Die TfN MusicalCompany ist die erste und bisher einzige Company an einem öffentlichen Theater in Deutschland, die im Repertoire-Betrieb kontinuierlich zusammenarbeitet und so das Musical-Repertoire um selten oder noch niemals in Deutschland gezeigte Musicals erweitern soll. Warum man mit „Dracula“ ein Musical, das im deutschsprachigen Stadttheaterbereich und sogar Open-air bereits „rauf und runter“ gespielt wurde, am TfN auf den Spielplan setzt, will sich mir angesichts der Zielsetzung der TfN MusicalCompany nicht erschließen.


„Tot, aber glücklich – Lucky Stiff“ (Premiere: 12. Dezember 2015, Großes Haus Hildesheim)

„Tot, aber glücklich – Lucky Stiff“ – nach dem Roman „The Man Who Broke the Bank at Monte Carlo“ von Michael Butterworth. Musik: Stephen Flaherty; Lyrics, Buch: Lynn Ahrens; Deutsche Bearbeitung: N.  N.; Inszenierung: N.  N.; Choreografie: N.  N.; Ausstattung: N.  N.; Dramaturgie: N.  N.; Musikalische Leitung: Andreas Unsicker. Darsteller: N.  N. (Harry Witherspoon), N.  N. (Annabel Glick), N.  N. (Rita LaPorta), N.  N. (Vinnie DiRuzzio), N.  N. (Luigi Gaudi), N.  N. (Dominique du Monaco), N.  N. (Emcee), N.  N. (Anthony Hendon), N.  N. (Landlady), u. a. Uraufführung: 25. April 1988, Playwrights Horizons, New York City. Deutschsprachige Erstaufführung: 29. Mai 1998, Staatstheater, Saarbrücken. Premiere: 12. Dezember 2015, Großes Haus Hildesheim.

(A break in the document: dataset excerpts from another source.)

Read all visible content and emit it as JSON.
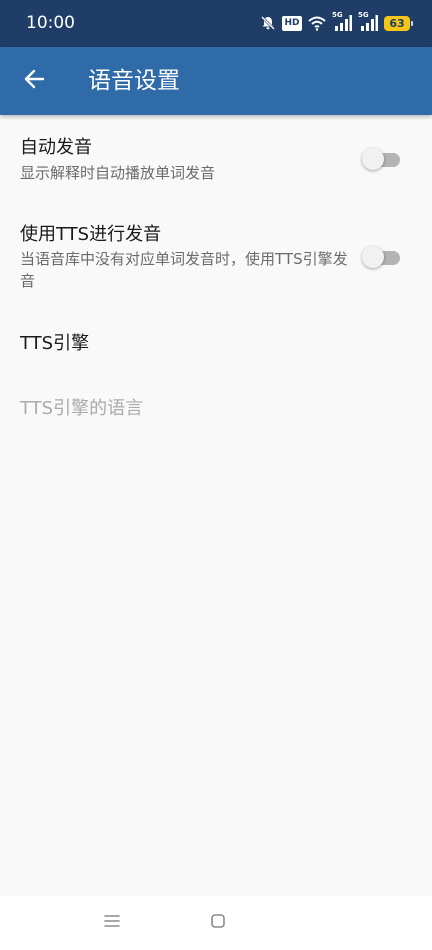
{
  "status_bar": {
    "time": "10:00",
    "hd_label": "HD",
    "network_label_1": "5G",
    "network_label_2": "5G",
    "battery_level": "63",
    "icons": [
      "bell-muted-icon",
      "hd-icon",
      "wifi-icon",
      "signal-icon",
      "signal-icon",
      "battery-icon"
    ],
    "battery_color": "#f5c518"
  },
  "app_bar": {
    "title": "语音设置",
    "back_icon": "arrow-left-icon",
    "color": "#2f6ba8"
  },
  "settings": [
    {
      "title": "自动发音",
      "summary": "显示解释时自动播放单词发音",
      "toggle_on": false,
      "enabled": true
    },
    {
      "title": "使用TTS进行发音",
      "summary": "当语音库中没有对应单词发音时，使用TTS引擎发音",
      "toggle_on": false,
      "enabled": true
    },
    {
      "title": "TTS引擎",
      "enabled": true
    },
    {
      "title": "TTS引擎的语言",
      "enabled": false
    }
  ],
  "nav_bar": {
    "icons": [
      "menu-icon",
      "home-square-icon"
    ]
  }
}
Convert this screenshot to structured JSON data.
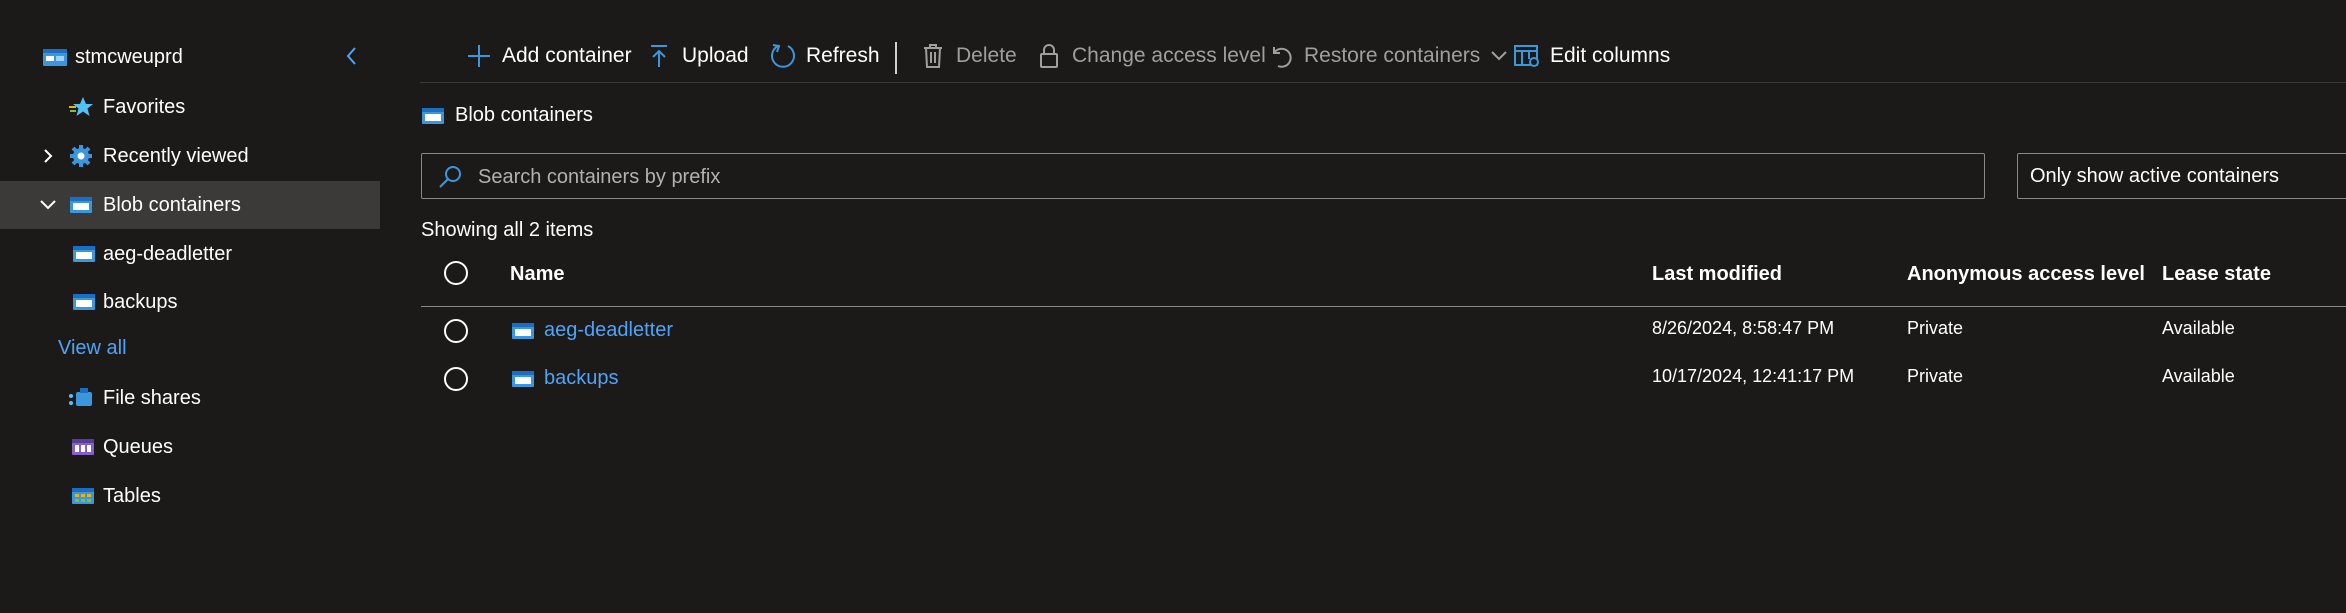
{
  "sidebar": {
    "account_name": "stmcweuprd",
    "items": [
      {
        "label": "Favorites",
        "icon": "favorites-star-icon"
      },
      {
        "label": "Recently viewed",
        "icon": "gear-icon"
      },
      {
        "label": "Blob containers",
        "icon": "blob-container-icon"
      },
      {
        "label": "aeg-deadletter",
        "icon": "blob-container-icon"
      },
      {
        "label": "backups",
        "icon": "blob-container-icon"
      },
      {
        "label": "File shares",
        "icon": "file-share-icon"
      },
      {
        "label": "Queues",
        "icon": "queue-icon"
      },
      {
        "label": "Tables",
        "icon": "table-icon"
      }
    ],
    "view_all": "View all"
  },
  "toolbar": {
    "add_container": "Add container",
    "upload": "Upload",
    "refresh": "Refresh",
    "delete": "Delete",
    "change_access_level": "Change access level",
    "restore_containers": "Restore containers",
    "edit_columns": "Edit columns"
  },
  "main": {
    "section_title": "Blob containers",
    "search_placeholder": "Search containers by prefix",
    "filter_value": "Only show active containers",
    "count_text": "Showing all 2 items",
    "columns": [
      "Name",
      "Last modified",
      "Anonymous access level",
      "Lease state"
    ],
    "rows": [
      {
        "name": "aeg-deadletter",
        "last_modified": "8/26/2024, 8:58:47 PM",
        "access": "Private",
        "lease": "Available"
      },
      {
        "name": "backups",
        "last_modified": "10/17/2024, 12:41:17 PM",
        "access": "Private",
        "lease": "Available"
      }
    ]
  },
  "colors": {
    "background": "#1b1a19",
    "selected": "#3b3a39",
    "link": "#4fa3f7",
    "accent": "#3a96dd"
  }
}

„Wer ‚Zum Sterben schön‘ mochte, wird ‚Tot, aber glücklich‘ lieben“, ist Katja Buhl von der Musicalkomödie von Lynn Ahrens und Stephen Flaherty überzeugt. Worum geht’s? Der weltfremde britische Schuhverkäufer Harry Witherspoon hat die Möglichkeit, sechs Millionen Dollar zu erben – allerdings nur, wenn er mit seinem toten Onkel Anthony Hendon nach Monte Carlo reist, um dort eine Woche Urlaub mit ihm zu verbringen…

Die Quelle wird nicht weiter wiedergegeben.